Question

plz solve.. the pair of linear equations ​

Answer 1

Topic :-

Linear Equations

Given :-

$\dfrac{x}{a}+\dfrac{y}{b}=a+b$

$\dfrac{x}{a^2}+\dfrac{y}{b^2}=2$

To Find :-

Values of x and y.

Methodology :-

There are many methods to do it.

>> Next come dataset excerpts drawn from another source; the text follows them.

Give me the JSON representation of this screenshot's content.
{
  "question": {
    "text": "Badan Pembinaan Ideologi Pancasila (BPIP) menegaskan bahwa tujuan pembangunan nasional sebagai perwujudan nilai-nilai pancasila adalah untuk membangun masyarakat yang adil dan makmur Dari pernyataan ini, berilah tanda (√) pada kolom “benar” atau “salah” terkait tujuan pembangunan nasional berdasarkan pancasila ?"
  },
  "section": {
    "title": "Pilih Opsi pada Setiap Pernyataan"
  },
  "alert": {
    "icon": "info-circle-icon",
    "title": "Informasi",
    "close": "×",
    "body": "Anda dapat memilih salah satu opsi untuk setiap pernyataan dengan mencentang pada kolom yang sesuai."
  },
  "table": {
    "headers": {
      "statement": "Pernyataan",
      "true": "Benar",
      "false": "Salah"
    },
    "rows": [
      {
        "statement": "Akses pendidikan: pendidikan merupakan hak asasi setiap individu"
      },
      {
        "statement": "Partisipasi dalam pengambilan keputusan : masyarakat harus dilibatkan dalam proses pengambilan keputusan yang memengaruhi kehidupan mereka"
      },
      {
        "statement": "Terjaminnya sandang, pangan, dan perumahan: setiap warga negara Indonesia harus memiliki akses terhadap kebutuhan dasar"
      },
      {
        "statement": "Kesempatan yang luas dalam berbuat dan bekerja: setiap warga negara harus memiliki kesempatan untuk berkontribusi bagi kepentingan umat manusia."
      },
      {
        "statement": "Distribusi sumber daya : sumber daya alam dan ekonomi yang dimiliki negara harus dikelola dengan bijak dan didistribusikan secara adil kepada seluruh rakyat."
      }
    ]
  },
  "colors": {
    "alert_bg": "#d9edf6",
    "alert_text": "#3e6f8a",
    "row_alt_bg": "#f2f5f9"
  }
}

Here, we will be using Substitution Method.

In Substitution Method, we find value of x or y from first equation then substitute it into second equation to calculate actual values of x and y.

Solution :-

$\dfrac{x}{a}+\dfrac{y}{b}=a+b$

$\dfrac{bx+ay}{ab}=a+b$

$bx+ay=ab(a+b)$

$bx+ay=a^2b+ab^2$

$bx=a^2b+ab^2-ay$

$x=\dfrac{a^2b+ab^2-ay}{b}$

Now, substitute value of x in second equation.

$\dfrac{x}{a^2}+\dfrac{y}{b^2}=2$

$\dfrac{xb^2+ya^2}{a^2b^2}=2$

$xb^2+ya^2=2a^2b^2$

$\dfrac{(a^2b+ab^2-ay)b^2}{b}+ya^2=2a^2b^2$

$(a^2b+ab^2-ay)b+a^2y=2a^2b^2$

$a^2b^2+ab^3-aby+a^2y=2a^2b^2$

$a^2y-aby=a^2b^2-ab^3$

$ay(a-b)=ab^2(a-b)$

$ay=ab^2$

$y=b^2$

Now, substitute value of y in any equation to get value of x.

$\dfrac{x}{a^2}+\dfrac{y}{b^2}=2$

$y=b^2$

$\dfrac{x}{a^2}+\dfrac{b^2}{b^2}=2$

$\dfrac{x}{a^2}+1=2$

$\dfrac{x}{a^2}=1$

$x=a^2$

Answer :-

So, value of

$x=\bold{a^2}\:\:and$

$y=\bold{b^2}$